Rounding up the list of high paying jobs are pilot, mining engineer, computer programmer, system analyst, production supervisor, actuarian, call center representative and statistician. 

Art director P69,286
Geologist P64,889
Aircraft pilot/ navigator/ flight engineer P57,789
Mining engineer/ metallurgical engineer P55,638
Computer programmer P43,573
Systems analyst/ systems designer P42,112
Production supervisor/ general foreman P36,133
Actuarian P35,480
Call center representative/ customer service associate P35,424
Statistician P35,010

According to the BLE study, the top 10 jobs have been determined "through the identification of median monthly basic pay and median monthly allowances of time-rate workers on full-time basis in non-agricultural establishments employing at least 20 persons in 65 industry groups within the country."

Baldoz noted, however, that the salaries and jobs identified are not entry-level wages.

“The compensation are obtained after years of work experience and after attaining some level of competency, as most employers in the identified industries would require. Also, occupants of these high-paying positions need to have bachelor’s degrees related to the field, at the very least," the study said.

Baldoz urged graduating high school students to pursue courses with a high demand, but to be wary of trends.

"I also advice them to refrain from choosing courses based on what's in vogue or fashionable, or, to use the popular social lingo of the youth, what's ‘trending’ and popular.
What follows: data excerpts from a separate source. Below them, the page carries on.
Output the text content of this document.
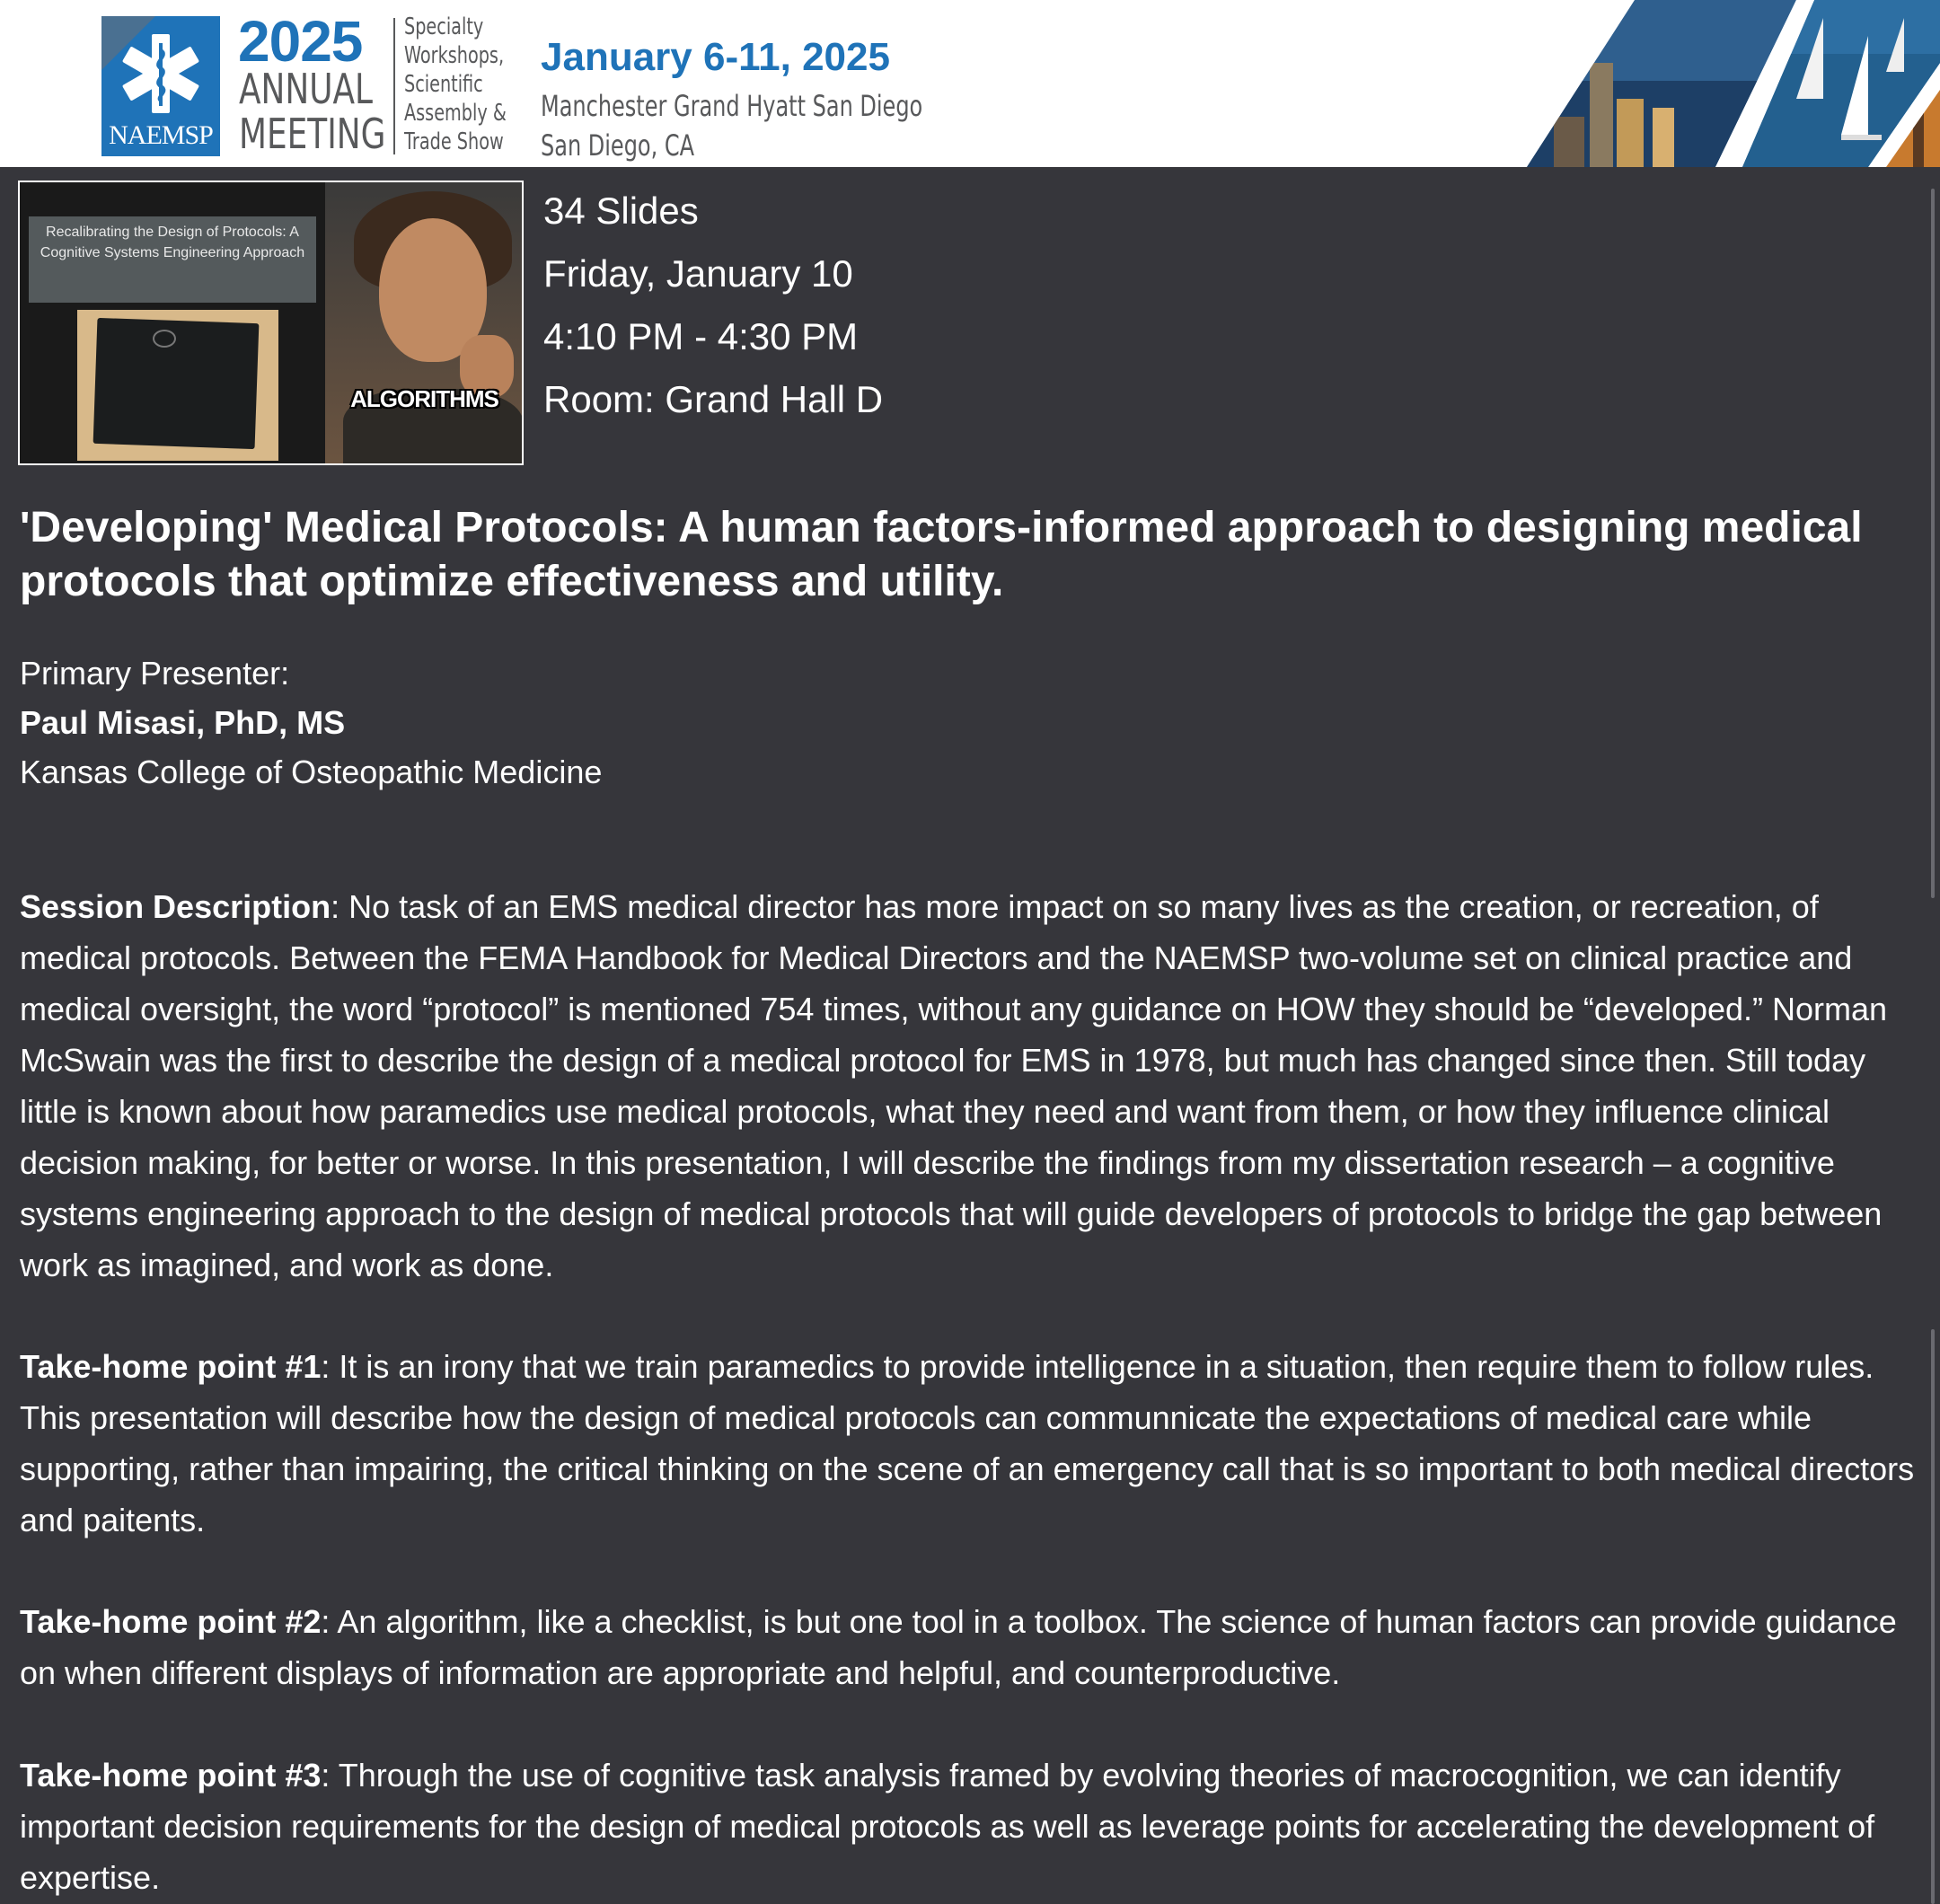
NAEMSP
2025
ANNUAL
MEETING
Specialty
Workshops,
Scientific
Assembly &
Trade Show
January 6-11, 2025
Manchester Grand Hyatt San Diego
San Diego, CA
Recalibrating the Design of Protocols: A Cognitive Systems Engineering Approach
ALGORITHMS
34 Slides
Friday, January 10
4:10 PM - 4:30 PM
Room: Grand Hall D
'Developing' Medical Protocols: A human factors-informed approach to designing medical protocols that optimize effectiveness and utility.
Primary Presenter:
Paul Misasi, PhD, MS
Kansas College of Osteopathic Medicine
Session Description: No task of an EMS medical director has more impact on so many lives as the creation, or recreation, of medical protocols. Between the FEMA Handbook for Medical Directors and the NAEMSP two-volume set on clinical practice and medical oversight, the word “protocol” is mentioned 754 times, without any guidance on HOW they should be “developed.” Norman McSwain was the first to describe the design of a medical protocol for EMS in 1978, but much has changed since then. Still today little is known about how paramedics use medical protocols, what they need and want from them, or how they influence clinical decision making, for better or worse. In this presentation, I will describe the findings from my dissertation research – a cognitive systems engineering approach to the design of medical protocols that will guide developers of protocols to bridge the gap between work as imagined, and work as done.
Take-home point #1: It is an irony that we train paramedics to provide intelligence in a situation, then require them to follow rules. This presentation will describe how the design of medical protocols can communnicate the expectations of medical care while supporting, rather than impairing, the critical thinking on the scene of an emergency call that is so important to both medical directors and paitents.
Take-home point #2: An algorithm, like a checklist, is but one tool in a toolbox. The science of human factors can provide guidance on when different displays of information are appropriate and helpful, and counterproductive.
Take-home point #3: Through the use of cognitive task analysis framed by evolving theories of macrocognition, we can identify important decision requirements for the design of medical protocols as well as leverage points for accelerating the development of expertise.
Just because a neighbor's son or daughter will take up this or that course does not mean you should follow suit," she said.

"Graduating high school students, and the seniors following them should realize this early the significance of making wise and excellent career decisions. They themselves can help resolve the jobs and skills mismatch problem by pursuing courses and skills that would easily fit them into jobs or entrepreneurship opportunities in the labor market," she added.

She noted that some jobs that pay the highest salaries may be less popular and less considered.

“For example, students may opt to take computer science and technology-related courses for them to become computer programmers, or systems analysts, and systems designers. These careers involve writing specifications required in applications and using programming computer languages and development tools to design, build, test, implement, and support games and applications. Others may also attend short courses on technological developments and new software packages,” she said.

Baldoz also urged students who cannot enroll in colleges and universities to consider taking up technical-vocational courses, which typically requires only a high school diploma as a minimum requirement.

Currently, the Filipino workforce is composed of “young, creative, and dynamic people,” the BLE said.